Meski tuntutan JPU hampir identik, terdapat perbedaan sedikit dalam hukuman yang dijatuhkan. Markus Busang, ketua TPK, dituntut 5 tahun penjara serta denda Rp 250 juta, subsider 3 bulan kurungan. Sementara bendahara, Beno Daud Tingang, dihukum 5 tahun 6 bulan penjara dengan denda yang sama, subsider 6 bulan kurungan.
Tuntutan hukuman yang serupa diberlakukan terhadap Yulianus Hurang dengan hukuman 5 tahun 6 bulan penjara, dan untuk Onis Imus dengan hukuman 5 tahun penjara. Selain itu, keduanya juga diwajibkan membayar denda, dengan Yulianus Hurang diharuskan membayar Rp 250 juta atau menghadapi kurungan badan selama 6 bulan, dan Onis Imus Rp 250 juta atau kurungan badan selama 3 bulan.
Baca juga:
Khusus untuk terdakwa Yulianus Hurang, JPU memerintahkan pembayaran uang pengganti kerugian negara sebesar Rp 978 juta.

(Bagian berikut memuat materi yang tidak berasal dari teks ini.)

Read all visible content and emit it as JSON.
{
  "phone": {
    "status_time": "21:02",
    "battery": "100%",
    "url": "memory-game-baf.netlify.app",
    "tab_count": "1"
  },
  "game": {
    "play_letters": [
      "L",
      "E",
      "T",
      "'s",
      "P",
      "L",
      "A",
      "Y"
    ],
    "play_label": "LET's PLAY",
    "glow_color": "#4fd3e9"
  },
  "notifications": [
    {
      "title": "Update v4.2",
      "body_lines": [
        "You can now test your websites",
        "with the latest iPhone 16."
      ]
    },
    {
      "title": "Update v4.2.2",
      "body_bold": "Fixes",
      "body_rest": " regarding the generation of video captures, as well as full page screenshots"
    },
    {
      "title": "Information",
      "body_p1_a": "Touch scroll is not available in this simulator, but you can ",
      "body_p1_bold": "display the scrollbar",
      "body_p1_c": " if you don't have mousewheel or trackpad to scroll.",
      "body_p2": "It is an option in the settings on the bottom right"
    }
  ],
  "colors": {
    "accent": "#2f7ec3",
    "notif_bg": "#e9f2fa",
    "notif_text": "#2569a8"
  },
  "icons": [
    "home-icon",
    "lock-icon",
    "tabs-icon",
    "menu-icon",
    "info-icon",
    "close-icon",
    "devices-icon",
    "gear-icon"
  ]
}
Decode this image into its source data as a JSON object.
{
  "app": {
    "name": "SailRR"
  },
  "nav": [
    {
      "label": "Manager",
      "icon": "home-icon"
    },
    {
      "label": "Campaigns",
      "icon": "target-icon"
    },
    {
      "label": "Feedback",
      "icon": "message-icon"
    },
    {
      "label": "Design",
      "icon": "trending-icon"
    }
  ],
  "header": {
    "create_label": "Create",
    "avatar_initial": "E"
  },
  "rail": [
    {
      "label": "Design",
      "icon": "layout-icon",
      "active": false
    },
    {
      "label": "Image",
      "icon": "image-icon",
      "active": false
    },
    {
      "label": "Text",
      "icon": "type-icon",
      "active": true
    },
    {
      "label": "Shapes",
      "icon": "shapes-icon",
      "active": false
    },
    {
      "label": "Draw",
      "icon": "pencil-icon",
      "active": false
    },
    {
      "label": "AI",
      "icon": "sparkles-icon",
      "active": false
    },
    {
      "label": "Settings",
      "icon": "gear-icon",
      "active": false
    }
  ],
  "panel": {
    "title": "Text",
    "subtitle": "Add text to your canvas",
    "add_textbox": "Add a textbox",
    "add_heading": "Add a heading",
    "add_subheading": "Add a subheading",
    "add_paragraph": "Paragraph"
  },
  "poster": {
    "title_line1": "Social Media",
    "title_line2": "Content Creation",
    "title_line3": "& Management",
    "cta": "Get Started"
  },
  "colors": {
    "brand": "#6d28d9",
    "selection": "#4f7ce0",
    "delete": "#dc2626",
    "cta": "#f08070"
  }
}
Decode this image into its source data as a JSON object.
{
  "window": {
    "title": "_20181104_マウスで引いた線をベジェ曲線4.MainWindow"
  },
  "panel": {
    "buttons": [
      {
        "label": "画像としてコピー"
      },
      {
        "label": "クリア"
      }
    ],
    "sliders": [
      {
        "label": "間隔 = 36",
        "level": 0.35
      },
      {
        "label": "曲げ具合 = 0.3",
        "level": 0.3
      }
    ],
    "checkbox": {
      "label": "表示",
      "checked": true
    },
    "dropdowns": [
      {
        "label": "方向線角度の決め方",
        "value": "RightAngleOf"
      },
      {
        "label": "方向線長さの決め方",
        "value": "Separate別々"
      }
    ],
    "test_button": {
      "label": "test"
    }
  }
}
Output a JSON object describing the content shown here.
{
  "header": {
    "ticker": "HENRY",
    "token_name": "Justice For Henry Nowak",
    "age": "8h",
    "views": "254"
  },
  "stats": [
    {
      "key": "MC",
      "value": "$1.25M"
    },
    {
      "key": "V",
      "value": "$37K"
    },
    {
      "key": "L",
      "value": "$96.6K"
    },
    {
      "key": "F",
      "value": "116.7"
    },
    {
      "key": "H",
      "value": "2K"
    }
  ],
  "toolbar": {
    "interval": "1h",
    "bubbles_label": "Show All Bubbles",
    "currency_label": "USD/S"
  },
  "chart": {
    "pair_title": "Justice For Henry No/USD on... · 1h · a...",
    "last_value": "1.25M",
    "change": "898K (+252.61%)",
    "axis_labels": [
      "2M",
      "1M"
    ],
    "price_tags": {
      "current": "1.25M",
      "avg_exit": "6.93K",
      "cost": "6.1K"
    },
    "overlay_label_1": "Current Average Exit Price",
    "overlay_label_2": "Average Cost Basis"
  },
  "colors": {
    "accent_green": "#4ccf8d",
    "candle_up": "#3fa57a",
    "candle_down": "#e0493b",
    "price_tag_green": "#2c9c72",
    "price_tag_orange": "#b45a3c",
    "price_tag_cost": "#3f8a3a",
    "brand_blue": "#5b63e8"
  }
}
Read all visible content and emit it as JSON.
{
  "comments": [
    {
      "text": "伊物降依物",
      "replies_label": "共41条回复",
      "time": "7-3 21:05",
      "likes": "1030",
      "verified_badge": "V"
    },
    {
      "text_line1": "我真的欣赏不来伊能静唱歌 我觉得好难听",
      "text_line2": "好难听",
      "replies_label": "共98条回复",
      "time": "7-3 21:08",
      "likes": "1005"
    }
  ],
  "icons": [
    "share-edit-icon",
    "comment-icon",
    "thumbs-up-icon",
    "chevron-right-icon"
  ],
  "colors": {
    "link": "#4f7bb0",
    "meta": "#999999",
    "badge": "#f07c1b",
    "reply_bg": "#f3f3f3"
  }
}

Setelah dikurangi dengan jumlah yang sudah dikembalikan atau disita sebesar Rp 459 juta, maka sisa kerugian keuangan negara yang belum terbayarkan adalah sebesar Rp 519 juta lebih.
Jika dalam satu bulan setelah keputusan pengadilan berkekuatan hukum tetap belum dibayarkan, harta bendanya akan disita dan dilelang. JPU juga menyatakan bahwa jika terdakwa tidak memiliki harta benda yang mencukupi untuk membayar uang pengganti tersebut, maka akan dipidana selama 2 tahun 8 bulan penjara.
Dengan demikian seiring kasus ini memasuki tahap penyelesaian, ketidakpastian terkait perhitungan kerugian negara menjadi fokus perhatian, memunculkan pertanyaan tentang keadilan dan transparansi dalam penegakan hukum terkait korupsi.